Impatriés | Revue internationale du patrimoine (2023/2 N° 13)
Pages 1 à 10 | Installation en Suisse : présentation des régimes fiscaux applicables aux nouveaux résidents | Anna Vladau, Aymeric Serre Pages 11 à 18 | Becoming one of US | Matthew A. Berlin, Richard A.
L'article aborde les régimes fiscaux applicables aux impatriés en Suisse, c'est-à-dire aux nouveaux résidents étrangers. La Suisse propose deux principaux régimes fiscaux avantageux pour ces nouveaux arrivants : le forfait fiscal et le régime des impatriés. Le forfait fiscal (ou forfait cantonal) est un système qui permet aux étrangers fortunés de payer un impôt annuel fixe, calculé sur leurs dépenses en Suisse plutôt que sur leurs revenus ou leur patrimoine. Ce montant est négocié avec le canton d'installation et peut représenter entre 400 000 € et 4 millions d'euros par an, selon les cantons et le niveau de vie du contribuable. Le régime des impatriés s'applique aux salariés étrangers recrutés par une entreprise suisse et concerne environ 5 000 personnes par an. Il permet d'exonérer partiellement les revenus professionnels pendant les cinq premières années de résidence, avec une réduction pouvant atteindre 80 % de l'impôt sur le revenu. Les auteurs Anna Vladau et Aymeric Serre précisent que ces régimes sont encadrés par des lois cantonales et fédérales strictes, et que leur application dépend de critères stricts, comme l'absence d'activité lucrative en Suisse avant l'installation.

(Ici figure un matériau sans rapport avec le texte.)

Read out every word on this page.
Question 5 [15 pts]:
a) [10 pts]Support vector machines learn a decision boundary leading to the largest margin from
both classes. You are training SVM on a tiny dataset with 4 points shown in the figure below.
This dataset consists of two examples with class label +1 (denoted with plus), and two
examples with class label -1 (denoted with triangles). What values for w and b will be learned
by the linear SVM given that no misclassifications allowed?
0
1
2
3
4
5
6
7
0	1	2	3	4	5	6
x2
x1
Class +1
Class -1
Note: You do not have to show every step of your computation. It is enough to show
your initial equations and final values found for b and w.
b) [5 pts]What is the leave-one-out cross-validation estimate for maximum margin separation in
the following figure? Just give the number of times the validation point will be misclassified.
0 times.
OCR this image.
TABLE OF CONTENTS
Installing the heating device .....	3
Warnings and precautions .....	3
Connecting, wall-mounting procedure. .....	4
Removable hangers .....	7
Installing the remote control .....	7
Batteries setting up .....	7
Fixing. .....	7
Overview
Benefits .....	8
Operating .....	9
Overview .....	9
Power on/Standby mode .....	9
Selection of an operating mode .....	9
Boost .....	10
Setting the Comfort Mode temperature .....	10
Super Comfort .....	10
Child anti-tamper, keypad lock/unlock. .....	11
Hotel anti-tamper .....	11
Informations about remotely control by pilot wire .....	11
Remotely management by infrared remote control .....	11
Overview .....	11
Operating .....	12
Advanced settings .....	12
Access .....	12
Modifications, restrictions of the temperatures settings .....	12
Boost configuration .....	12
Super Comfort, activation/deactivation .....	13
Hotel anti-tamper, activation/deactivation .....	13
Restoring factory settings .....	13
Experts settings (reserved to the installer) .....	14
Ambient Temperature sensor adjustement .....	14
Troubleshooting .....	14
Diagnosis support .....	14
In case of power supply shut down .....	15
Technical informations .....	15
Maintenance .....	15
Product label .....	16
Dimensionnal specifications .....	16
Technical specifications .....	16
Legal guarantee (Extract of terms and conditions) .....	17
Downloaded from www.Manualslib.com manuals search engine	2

L'article Becoming one of US explore les défis et opportunités liés à l'intégration des expatriés aux États-Unis, en se concentrant sur les critères d'obtention de la résidence permanente (Green Card). Matthew A. Berlin et Richard A. Kutia soulignent que les États-Unis attirent chaque année environ 1 million de nouveaux résidents permanents, dont 140 000 via l'emploi et 120 000 via le regroupement familial. Le processus repose sur un système de quotas par pays, avec une limite de 7 % des visas disponibles pour chaque nationalité. Les auteurs détaillent les deux voies principales : la Green Card par l'emploi, qui nécessite un sponsor (employeur) et une offre d'emploi permanente, et la Green Card par investissement (EB-5), qui exige un investissement minimum de 1,05 million de dollars (ou 800 000 $ dans les zones rurales ou à haut chômage). Ils expliquent également que les délais d'obtention varient de 2 à 10 ans selon la catégorie et le pays d'origine, avec des retards importants pour les ressortissants chinois ou indiens en raison de la forte demande.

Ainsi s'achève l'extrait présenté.